Je propose ensuite un tour de table en demandant à chacun de présenter succinctement sa vision du dossier. Je dois dire que c’est assez rarement succinct, mais que cela permet à chacun d’avoir (en principe) rapidement la parole, tant l’envie d’exploser est souvent palpable chez certains. En général, au bout d’une heure, tout le monde a pu s’exprimer au moins sur l’essentiel, évacuer un peu de la tension initiale, dire parfois quelques noms d’oiseaux, et on peut commencer l’examen des pièces et la partie technique.

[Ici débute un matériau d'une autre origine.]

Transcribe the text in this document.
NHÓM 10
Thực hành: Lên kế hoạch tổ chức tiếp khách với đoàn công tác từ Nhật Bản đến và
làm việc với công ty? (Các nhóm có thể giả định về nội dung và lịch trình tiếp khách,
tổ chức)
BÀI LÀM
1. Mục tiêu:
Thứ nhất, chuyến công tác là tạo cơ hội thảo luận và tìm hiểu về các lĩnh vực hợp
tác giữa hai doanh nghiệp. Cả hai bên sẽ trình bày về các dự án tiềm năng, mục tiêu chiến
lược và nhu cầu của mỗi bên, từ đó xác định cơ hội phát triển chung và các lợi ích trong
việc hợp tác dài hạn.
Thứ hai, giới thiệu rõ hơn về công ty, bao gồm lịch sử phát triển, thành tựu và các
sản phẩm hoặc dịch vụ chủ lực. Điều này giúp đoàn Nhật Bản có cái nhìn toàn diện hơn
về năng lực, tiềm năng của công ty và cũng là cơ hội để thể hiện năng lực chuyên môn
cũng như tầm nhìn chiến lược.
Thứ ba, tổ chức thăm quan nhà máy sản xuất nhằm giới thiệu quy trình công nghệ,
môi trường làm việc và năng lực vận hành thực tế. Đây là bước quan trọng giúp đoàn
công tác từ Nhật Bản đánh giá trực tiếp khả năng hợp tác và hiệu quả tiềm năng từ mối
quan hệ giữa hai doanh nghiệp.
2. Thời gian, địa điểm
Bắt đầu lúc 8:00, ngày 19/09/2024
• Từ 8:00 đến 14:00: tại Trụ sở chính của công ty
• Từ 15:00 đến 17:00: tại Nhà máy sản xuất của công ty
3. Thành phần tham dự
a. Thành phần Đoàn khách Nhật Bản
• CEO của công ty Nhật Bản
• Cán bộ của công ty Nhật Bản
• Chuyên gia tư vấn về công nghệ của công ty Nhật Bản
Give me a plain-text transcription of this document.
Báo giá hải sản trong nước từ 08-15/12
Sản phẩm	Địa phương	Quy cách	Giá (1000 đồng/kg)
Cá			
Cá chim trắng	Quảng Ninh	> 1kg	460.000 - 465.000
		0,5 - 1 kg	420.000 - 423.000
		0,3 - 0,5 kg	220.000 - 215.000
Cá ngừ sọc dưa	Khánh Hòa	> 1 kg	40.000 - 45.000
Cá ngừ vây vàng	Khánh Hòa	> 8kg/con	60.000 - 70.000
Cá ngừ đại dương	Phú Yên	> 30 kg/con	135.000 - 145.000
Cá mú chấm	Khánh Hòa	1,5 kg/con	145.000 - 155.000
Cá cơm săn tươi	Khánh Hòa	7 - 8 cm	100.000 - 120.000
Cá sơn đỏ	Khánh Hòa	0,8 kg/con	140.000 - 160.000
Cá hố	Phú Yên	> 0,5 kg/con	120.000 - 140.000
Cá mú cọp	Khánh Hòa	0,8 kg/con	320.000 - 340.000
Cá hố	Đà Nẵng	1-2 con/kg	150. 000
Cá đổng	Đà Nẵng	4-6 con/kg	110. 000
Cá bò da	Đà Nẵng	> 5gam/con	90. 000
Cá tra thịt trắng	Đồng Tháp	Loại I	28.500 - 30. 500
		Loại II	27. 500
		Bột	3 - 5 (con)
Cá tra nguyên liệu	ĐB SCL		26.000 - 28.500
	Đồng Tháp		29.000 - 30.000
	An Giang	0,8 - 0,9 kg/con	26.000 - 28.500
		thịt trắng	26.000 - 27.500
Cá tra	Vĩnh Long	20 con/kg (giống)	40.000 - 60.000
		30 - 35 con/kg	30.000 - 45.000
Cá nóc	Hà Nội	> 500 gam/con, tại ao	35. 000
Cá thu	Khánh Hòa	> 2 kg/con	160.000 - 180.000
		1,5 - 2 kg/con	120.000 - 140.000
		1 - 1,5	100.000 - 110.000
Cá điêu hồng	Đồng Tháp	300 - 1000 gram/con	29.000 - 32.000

Il y a quelques règles de bons usages à suivre:

– je m’adresse à chaque avocat en disant “Maitre” (sans accent depuis la réforme de 1990 sur les rectifications orthographiques du Conseil supérieur de la langue française, approuvé à l’unanimité par l’Académie française et qui depuis juin 2008 est la référence)

– j’apprécie que chaque participant s’adresse à moi en disant “Monsieur l’expert”, mais je ne m’en offusque aucunement si ce n’est pas le cas.

– je vouvoie tous les participants, même dans les entreprises où le tutoiement est de rigueur et où il m’est arrivé une fois que tout le monde me tutoie, suivant en cela l’exemple du dirigeant. Je suis très vieux jeux sur ce point, y compris sur ce blog ou sur Twitter. Peut-être pas autant que Desproges qui disait: “je ne tutoie que les personnes avec lesquelles j’entretiens des relations sexuelles, qu’elles fassent partie de ma famille ou non. (De l’autre côté)”. C’est une question de respect, n’y voyez aucune afféterie.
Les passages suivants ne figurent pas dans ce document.